Four days of voting for national representatives to the European Parliament ended Sunday with major gains by nationalist / populist parties (“far right” = eurosceptic, opposed to globalism, mass migration, and other aspects of the Left-wing agenda).
Italian Deputy Prime Minister, Interior Minister, and de facto popular leader Matteo Salvini “told RAI state television that his League [Lega, formerly Lega Nord, the Northern League], Marine Le Pen’s National Rally and Nigel Farage’s Brexit Party together should control 90 seats and that other populist parties could bring the number to at least 150.”
Meanwhile, in Britain, former UKIP leader Nigel Farage’s weeks-old Brexit party won 28 seats, against 16 for the Liberal Democrats. Traditional powerhouse Labour took only 10, and the once-mighty Conservative Party, known as the Tories, four. Even the Greens beat the Tories, with seven!
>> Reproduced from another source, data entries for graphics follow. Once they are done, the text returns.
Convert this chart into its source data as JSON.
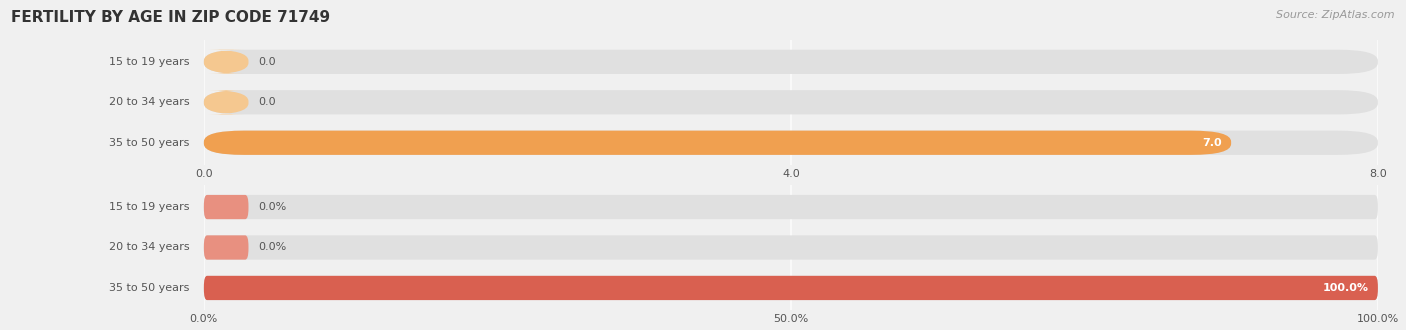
{
  "title": "FERTILITY BY AGE IN ZIP CODE 71749",
  "source": "Source: ZipAtlas.com",
  "top_chart": {
    "categories": [
      "15 to 19 years",
      "20 to 34 years",
      "35 to 50 years"
    ],
    "values": [
      0.0,
      0.0,
      7.0
    ],
    "xlim": [
      0,
      8.0
    ],
    "xticks": [
      0.0,
      4.0,
      8.0
    ],
    "xtick_labels": [
      "0.0",
      "4.0",
      "8.0"
    ],
    "bar_color": "#F0A050",
    "bar_color_zero": "#F5C890",
    "value_labels": [
      "0.0",
      "0.0",
      "7.0"
    ]
  },
  "bottom_chart": {
    "categories": [
      "15 to 19 years",
      "20 to 34 years",
      "35 to 50 years"
    ],
    "values": [
      0.0,
      0.0,
      100.0
    ],
    "xlim": [
      0,
      100.0
    ],
    "xticks": [
      0.0,
      50.0,
      100.0
    ],
    "xtick_labels": [
      "0.0%",
      "50.0%",
      "100.0%"
    ],
    "bar_color": "#D96050",
    "bar_color_zero": "#E89080",
    "value_labels": [
      "0.0%",
      "0.0%",
      "100.0%"
    ]
  },
  "bg_color": "#f0f0f0",
  "bar_bg_color": "#e0e0e0",
  "label_color": "#555555",
  "title_color": "#333333",
  "source_color": "#999999",
  "title_fontsize": 11,
  "source_fontsize": 8,
  "tick_fontsize": 8,
  "label_fontsize": 8,
  "value_fontsize": 8
}
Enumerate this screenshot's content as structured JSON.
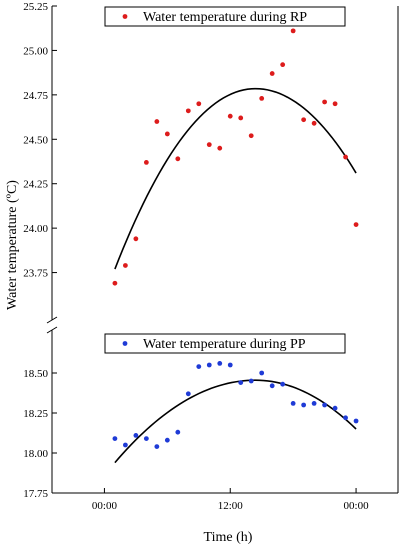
{
  "chart_data": [
    {
      "type": "scatter",
      "panel": "top",
      "ylim": [
        23.5,
        25.25
      ],
      "yticks": [
        "23.75",
        "24.00",
        "24.25",
        "24.50",
        "24.75",
        "25.00",
        "25.25"
      ],
      "color": "#dd1c1c",
      "fit_color": "#000000",
      "legend_position": "top",
      "series": [
        {
          "name": "Water temperature during RP",
          "x": [
            1.0,
            2.0,
            3.0,
            4.0,
            5.0,
            6.0,
            7.0,
            8.0,
            9.0,
            10.0,
            11.0,
            12.0,
            13.0,
            14.0,
            15.0,
            16.0,
            17.0,
            18.0,
            19.0,
            20.0,
            21.0,
            22.0,
            23.0,
            24.0
          ],
          "y": [
            23.69,
            23.79,
            23.94,
            24.37,
            24.6,
            24.53,
            24.39,
            24.66,
            24.7,
            24.47,
            24.45,
            24.63,
            24.62,
            24.52,
            24.73,
            24.87,
            24.92,
            25.11,
            24.61,
            24.59,
            24.71,
            24.7,
            24.4,
            24.02
          ]
        }
      ],
      "fit": {
        "x_start": 1.0,
        "x_end": 24.0,
        "peak_x": 14.4,
        "peak_y": 24.785,
        "start_y": 23.77,
        "end_y": 24.31
      }
    },
    {
      "type": "scatter",
      "panel": "bottom",
      "ylim": [
        17.75,
        18.75
      ],
      "yticks": [
        "17.75",
        "18.00",
        "18.25",
        "18.50"
      ],
      "color": "#1f3bd6",
      "fit_color": "#000000",
      "legend_position": "top",
      "series": [
        {
          "name": "Water temperature during PP",
          "x": [
            1.0,
            2.0,
            3.0,
            4.0,
            5.0,
            6.0,
            7.0,
            8.0,
            9.0,
            10.0,
            11.0,
            12.0,
            13.0,
            14.0,
            15.0,
            16.0,
            17.0,
            18.0,
            19.0,
            20.0,
            21.0,
            22.0,
            23.0,
            24.0
          ],
          "y": [
            18.09,
            18.05,
            18.11,
            18.09,
            18.04,
            18.08,
            18.13,
            18.37,
            18.54,
            18.55,
            18.56,
            18.55,
            18.44,
            18.45,
            18.5,
            18.42,
            18.43,
            18.31,
            18.3,
            18.31,
            18.3,
            18.28,
            18.22,
            18.2
          ]
        }
      ],
      "fit": {
        "x_start": 1.0,
        "x_end": 24.0,
        "peak_x": 14.4,
        "peak_y": 18.455,
        "start_y": 17.94,
        "end_y": 18.15
      }
    }
  ],
  "axes": {
    "xlabel": "Time (h)",
    "ylabel": "Water temperature (ºC)",
    "xlim": [
      -5.0,
      28.0
    ],
    "xticks": [
      {
        "value": 0.0,
        "label": "00:00"
      },
      {
        "value": 12.0,
        "label": "12:00"
      },
      {
        "value": 24.0,
        "label": "00:00"
      }
    ]
  }
}
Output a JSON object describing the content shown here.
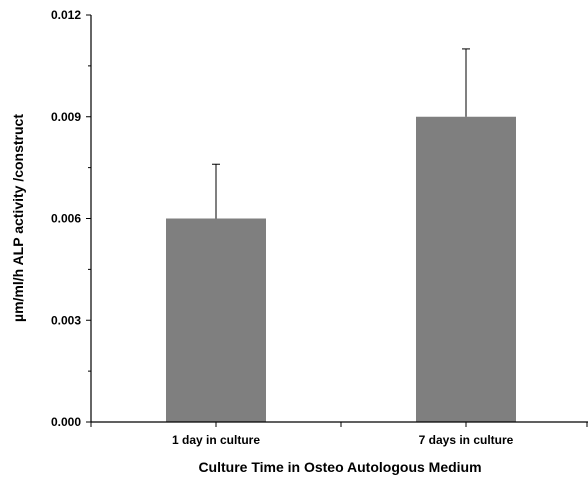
{
  "chart_data": {
    "type": "bar",
    "title": "",
    "xlabel": "Culture Time in Osteo Autologous Medium",
    "ylabel": "µm/ml/h ALP activity /construct",
    "categories": [
      "1 day in culture",
      "7 days in culture"
    ],
    "values": [
      0.006,
      0.009
    ],
    "error_upper": [
      0.0076,
      0.011
    ],
    "ylim": [
      0,
      0.012
    ],
    "yticks": [
      "0.000",
      "0.003",
      "0.006",
      "0.009",
      "0.012"
    ],
    "bar_color": "#7f7f7f",
    "grid": false,
    "legend": "none"
  }
}
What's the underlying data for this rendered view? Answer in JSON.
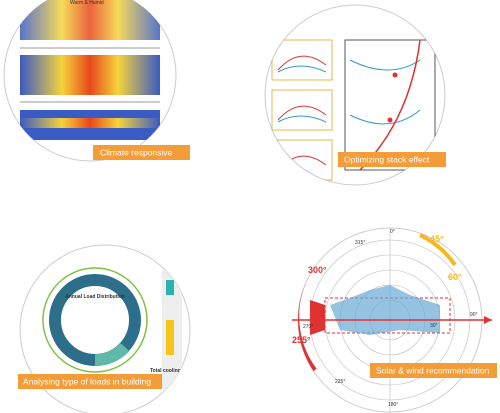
{
  "tiles": [
    {
      "label": "Climate responsive",
      "texts": [
        "Warm & Humid"
      ]
    },
    {
      "label": "Optimizing stack effect",
      "texts": []
    },
    {
      "label": "Analysing type of loads in building",
      "texts": [
        "Annual Load Distribution",
        "Total cooling lo"
      ]
    },
    {
      "label": "Solar & wind recommendation",
      "texts": [
        "0°",
        "315°",
        "300°",
        "270°",
        "255°",
        "225°",
        "180°",
        "90°",
        "60°",
        "45°",
        "30°"
      ]
    }
  ]
}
Although the linked article notes that “Despite making gains, the vote was hardly the watershed anticipated by Europe’s far-right populists” [see above…] “who have vowed to dilute the European Union from within in favour of national sovereignty,” it was a very definite wake-up call – indeed, a hard slap in the face – to traditional “centrist” parties.
An interesting point is that the other major gainers were Leftist parties, including the Greens; clearly, much of Europe’s population is tired of “business as usual.” With the sloppy center on record as refusing to make alliance with the nationalist / populists, it will be fascinating – to say the least – to see where European politics goes from here!